Remote file connections
This section gives an overview of the supported file formats and the limitations when connecting to a remote file.
Supported file types
Because file formats differ in structure, you may need to prepare your data before establishing a connection.
Supported delimiters
The following table is a list of supported delimiters available in the Delimiter dropdown menu.
Type | Format | Description |
---|---|---|
Comma | CSV |
|
Tab | TSV | tab is used to separate values in the file. |
Semicolon | CSV | ; is used to separate values in the file. |
Double Quote | CSV | " is used to separate values in the file. |
Single Quote | CSV | ' is used to separate values in the file. |
Pipe | TXT | \| is used to separate values in the text file. |
SOH | TXT | A Unicode character 'START OF HEADING' (U+0001) is an invisible control character. |
Custom | N/A | Add a custom delimiter. Support for custom delimiters may vary. |
Known Limitations
- DQ jobs that run on remote file connections with headers that contain white spaces fail with a requirement failed exception message. A possible workaround is to edit the DQ Job command line in the Run CMD tab and place single quotes
''
around the column name in-q
and double quotes""
around the contents of the-header
flag. - Filtergram on the Data Preview tab is not available for any remote file connection. Currently, there is not a workaround for this limitation.

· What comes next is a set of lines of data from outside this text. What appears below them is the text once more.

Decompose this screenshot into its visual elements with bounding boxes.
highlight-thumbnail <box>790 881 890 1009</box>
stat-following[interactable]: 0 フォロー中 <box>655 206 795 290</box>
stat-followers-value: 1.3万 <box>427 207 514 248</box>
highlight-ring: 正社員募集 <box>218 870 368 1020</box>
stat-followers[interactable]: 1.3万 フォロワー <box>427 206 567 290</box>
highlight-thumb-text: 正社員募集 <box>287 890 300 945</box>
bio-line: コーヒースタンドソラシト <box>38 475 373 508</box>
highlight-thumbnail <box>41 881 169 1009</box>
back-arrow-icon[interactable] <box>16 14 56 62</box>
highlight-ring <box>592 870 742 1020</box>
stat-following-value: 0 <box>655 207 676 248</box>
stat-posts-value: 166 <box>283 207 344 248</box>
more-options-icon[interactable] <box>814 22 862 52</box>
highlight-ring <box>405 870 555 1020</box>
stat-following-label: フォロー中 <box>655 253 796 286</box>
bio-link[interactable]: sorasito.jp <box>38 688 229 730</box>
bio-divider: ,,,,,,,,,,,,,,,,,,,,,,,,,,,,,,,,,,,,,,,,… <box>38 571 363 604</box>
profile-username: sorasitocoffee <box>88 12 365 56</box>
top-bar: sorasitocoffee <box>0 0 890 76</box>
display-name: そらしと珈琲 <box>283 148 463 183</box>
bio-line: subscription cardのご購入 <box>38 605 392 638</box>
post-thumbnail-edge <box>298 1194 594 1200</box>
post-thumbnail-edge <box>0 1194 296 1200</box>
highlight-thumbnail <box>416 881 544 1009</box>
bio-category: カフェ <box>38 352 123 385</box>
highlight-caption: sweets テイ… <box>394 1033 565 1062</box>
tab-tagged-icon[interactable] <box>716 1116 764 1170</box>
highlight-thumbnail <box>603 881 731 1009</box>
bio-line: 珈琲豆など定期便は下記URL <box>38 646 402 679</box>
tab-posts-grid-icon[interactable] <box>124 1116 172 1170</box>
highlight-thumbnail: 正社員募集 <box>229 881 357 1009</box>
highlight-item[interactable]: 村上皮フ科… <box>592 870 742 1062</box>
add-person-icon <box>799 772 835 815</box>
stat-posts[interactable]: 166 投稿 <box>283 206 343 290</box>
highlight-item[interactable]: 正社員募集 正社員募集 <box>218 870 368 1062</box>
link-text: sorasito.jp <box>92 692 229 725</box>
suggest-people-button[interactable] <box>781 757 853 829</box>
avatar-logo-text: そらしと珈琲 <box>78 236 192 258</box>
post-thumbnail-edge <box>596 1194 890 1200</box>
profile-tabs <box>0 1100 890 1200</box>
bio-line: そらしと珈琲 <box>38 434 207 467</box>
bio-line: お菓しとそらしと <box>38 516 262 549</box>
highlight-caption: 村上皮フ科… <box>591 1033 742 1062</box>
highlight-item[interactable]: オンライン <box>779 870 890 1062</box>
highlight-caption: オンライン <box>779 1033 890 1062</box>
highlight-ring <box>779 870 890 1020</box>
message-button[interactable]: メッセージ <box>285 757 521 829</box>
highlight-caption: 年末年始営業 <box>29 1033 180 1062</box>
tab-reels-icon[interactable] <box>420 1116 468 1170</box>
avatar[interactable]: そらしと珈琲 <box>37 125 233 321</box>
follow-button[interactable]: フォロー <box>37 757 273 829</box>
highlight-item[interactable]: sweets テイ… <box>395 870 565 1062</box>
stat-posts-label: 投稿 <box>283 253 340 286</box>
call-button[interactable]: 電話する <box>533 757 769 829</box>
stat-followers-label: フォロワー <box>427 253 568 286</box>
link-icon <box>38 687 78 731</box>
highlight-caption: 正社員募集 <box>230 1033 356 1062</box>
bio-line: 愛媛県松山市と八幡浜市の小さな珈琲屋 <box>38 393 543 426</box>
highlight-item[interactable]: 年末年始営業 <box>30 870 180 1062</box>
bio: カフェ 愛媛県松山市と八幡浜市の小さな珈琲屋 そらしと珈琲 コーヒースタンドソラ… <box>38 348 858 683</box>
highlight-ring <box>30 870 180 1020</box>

- Array and nested array datatypes in JSON files are not supported.
- While Collibra DQ supports most UTF-8 encoded characters in column headers of file-based connections, some Chinese characters are not currently supported. Jobs that run with this type of unsupported characters fail with a mismatched input exception message.
- When you use Validate Source, the Update Source Scope button is not available for remote files. Update Source Scope is only visible for JDBC connections.